Given that lay people often fail to understand what the clergy do during the week—“Preacher, it must be nice to work just one day a week”-- we can understand why clergy do not have an appreciation for what their parishioners face during the days when they are not at the church building. Most clergy have held only temporary or part-time non-church jobs (although this is changing as median age adults are responding to the call to ministry). Few clergy today visit their members at their place of employment; in fact, often the laity don’t even work in the same community where they reside and attend church. Even if the pastor was employed in business before responding to the call to ministry, he or she may not be familiar with the stresses that are peculiar to the settings where their members work in 2013.
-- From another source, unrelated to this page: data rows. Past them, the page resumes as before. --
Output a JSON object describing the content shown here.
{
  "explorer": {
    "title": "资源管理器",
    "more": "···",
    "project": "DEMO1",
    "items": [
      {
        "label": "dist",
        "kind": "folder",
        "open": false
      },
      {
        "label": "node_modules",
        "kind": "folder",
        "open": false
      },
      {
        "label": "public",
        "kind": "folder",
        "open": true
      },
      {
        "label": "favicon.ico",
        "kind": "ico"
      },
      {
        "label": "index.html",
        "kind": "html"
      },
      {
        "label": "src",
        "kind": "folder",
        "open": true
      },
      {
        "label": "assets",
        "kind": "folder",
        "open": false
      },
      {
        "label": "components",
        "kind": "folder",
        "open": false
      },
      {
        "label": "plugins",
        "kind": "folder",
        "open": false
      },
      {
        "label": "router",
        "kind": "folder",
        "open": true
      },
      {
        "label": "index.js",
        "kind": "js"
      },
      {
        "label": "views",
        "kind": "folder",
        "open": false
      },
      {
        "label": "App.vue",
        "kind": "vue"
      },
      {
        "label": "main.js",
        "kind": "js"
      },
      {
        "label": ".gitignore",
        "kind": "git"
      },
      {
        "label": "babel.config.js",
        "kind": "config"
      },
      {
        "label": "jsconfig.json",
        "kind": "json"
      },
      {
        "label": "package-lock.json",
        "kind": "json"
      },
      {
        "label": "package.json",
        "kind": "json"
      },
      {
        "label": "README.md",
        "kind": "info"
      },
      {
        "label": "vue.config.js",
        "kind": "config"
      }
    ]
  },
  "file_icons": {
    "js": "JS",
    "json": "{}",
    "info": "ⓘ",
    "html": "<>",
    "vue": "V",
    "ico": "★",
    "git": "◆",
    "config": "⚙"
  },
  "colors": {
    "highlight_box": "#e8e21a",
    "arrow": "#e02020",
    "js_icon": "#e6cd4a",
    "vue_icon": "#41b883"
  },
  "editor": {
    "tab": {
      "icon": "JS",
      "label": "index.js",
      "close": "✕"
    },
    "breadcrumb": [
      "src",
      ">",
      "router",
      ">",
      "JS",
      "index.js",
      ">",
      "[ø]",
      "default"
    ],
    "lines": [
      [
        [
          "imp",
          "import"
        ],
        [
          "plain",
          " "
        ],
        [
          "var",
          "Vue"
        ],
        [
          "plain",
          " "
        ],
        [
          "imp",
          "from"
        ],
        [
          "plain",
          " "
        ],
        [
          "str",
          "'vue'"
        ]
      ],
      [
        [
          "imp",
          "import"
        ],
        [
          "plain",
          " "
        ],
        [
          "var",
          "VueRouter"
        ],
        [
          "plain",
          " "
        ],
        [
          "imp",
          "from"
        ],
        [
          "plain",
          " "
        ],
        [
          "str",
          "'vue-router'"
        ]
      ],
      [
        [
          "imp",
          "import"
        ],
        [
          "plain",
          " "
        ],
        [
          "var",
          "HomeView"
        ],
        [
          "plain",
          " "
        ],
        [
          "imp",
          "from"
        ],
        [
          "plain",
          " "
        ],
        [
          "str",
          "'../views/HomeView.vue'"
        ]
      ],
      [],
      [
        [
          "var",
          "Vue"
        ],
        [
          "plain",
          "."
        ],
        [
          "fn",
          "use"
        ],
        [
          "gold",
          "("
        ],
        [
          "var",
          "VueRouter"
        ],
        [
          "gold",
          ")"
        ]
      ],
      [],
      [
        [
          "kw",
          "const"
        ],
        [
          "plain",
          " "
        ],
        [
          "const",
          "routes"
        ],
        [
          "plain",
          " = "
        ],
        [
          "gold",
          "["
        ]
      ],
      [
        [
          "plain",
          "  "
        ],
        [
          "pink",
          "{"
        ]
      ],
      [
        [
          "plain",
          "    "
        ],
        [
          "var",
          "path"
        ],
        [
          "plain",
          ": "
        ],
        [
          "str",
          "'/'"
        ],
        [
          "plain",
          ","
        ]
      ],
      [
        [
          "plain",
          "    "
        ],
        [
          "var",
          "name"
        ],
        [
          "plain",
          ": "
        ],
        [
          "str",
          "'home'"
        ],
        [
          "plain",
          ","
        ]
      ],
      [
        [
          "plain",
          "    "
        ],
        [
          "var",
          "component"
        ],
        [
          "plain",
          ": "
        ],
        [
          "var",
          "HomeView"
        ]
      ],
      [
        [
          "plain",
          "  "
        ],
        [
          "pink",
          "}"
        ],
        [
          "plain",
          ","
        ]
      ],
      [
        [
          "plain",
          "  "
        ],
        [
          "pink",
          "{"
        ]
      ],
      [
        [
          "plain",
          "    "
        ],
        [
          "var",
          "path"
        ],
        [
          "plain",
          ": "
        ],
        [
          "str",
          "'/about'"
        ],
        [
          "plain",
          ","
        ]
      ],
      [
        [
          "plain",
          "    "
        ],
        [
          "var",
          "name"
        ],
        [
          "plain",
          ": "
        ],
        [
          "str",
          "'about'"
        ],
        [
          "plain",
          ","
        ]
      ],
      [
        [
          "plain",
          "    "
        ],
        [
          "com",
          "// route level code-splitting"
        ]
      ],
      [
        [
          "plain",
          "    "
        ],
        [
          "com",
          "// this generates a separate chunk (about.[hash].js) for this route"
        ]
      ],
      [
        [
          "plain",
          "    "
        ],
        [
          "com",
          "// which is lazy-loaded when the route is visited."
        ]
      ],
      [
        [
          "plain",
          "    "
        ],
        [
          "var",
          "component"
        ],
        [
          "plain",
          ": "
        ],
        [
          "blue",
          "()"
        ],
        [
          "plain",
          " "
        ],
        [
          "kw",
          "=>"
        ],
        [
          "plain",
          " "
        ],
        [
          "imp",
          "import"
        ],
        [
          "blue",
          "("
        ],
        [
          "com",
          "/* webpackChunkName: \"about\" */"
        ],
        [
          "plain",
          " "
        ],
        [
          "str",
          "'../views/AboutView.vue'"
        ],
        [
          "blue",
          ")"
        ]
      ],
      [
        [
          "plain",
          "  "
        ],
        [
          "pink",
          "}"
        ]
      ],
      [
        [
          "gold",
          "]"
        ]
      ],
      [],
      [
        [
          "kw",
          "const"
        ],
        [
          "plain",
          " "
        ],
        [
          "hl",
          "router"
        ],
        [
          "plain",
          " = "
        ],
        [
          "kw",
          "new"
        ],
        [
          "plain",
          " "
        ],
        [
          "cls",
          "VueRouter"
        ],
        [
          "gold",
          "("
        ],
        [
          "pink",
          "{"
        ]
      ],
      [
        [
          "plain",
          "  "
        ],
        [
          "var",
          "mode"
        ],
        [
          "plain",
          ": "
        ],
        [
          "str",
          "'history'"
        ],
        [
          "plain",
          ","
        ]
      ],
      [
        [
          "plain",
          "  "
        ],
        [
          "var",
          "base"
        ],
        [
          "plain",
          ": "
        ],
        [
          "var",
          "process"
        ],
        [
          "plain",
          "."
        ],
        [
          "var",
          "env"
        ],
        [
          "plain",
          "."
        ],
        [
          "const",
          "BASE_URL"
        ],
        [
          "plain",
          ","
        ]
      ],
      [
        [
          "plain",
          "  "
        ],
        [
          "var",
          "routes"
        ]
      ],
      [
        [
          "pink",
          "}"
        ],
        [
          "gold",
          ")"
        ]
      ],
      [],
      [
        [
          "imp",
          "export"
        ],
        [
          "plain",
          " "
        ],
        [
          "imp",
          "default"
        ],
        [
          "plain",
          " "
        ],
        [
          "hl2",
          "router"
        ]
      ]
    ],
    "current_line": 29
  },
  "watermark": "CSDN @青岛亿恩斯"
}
This can be addressed in many ways in the church, but the process of making the connection can begin in the seminaries, schools of theology, and divinity schools where clergy are formed and informed for ministry. In his article on “Theology for Workers in the Pews,” Chris Armstrong suggests how these institutions “are helping business leaders to think ethically and theologically” and also “helping clergy to engage more intelligently with business leaders in congregations.” His recommendations suggest some ideas about steps that theological institutions can take to foster an interactive dialogue between church world and business world.
First, seminaries could partner with businesses to offer staff development experiences in the workplace taught by seminary professors with ministry students as small group facilitators or teaching assistants. Some possible topics might be ethics, interpersonal relationships, and servant leadership.
Second, Armstrong suggests that seminaries rethink their approaches to field education. Rather than limiting ministry praxis settings to clinical pastoral education (CPE) in hospitals, prisons, and psychiatric wards or field education to congregations and church-related ministries, students might do internships in businesses where they would shadow executive leaders, work with employee assistance programs, or resource teams working on community service projects.
Third, seminaries could take advantage of the experiences of local business people, especially those who lead entrepreneurial endeavors, by inviting them to campus as speakers, guest professors, or symposium participants. Discussions about vision, values, business practices, and quality of life in the workplace would benefit the business leaders, the seminary leadership and the students.
If seminaries can begin the process of theological engagement with the workplace during the minster’s seminary days, they will open doors for more effective dialogue when the students begin serving local congregations.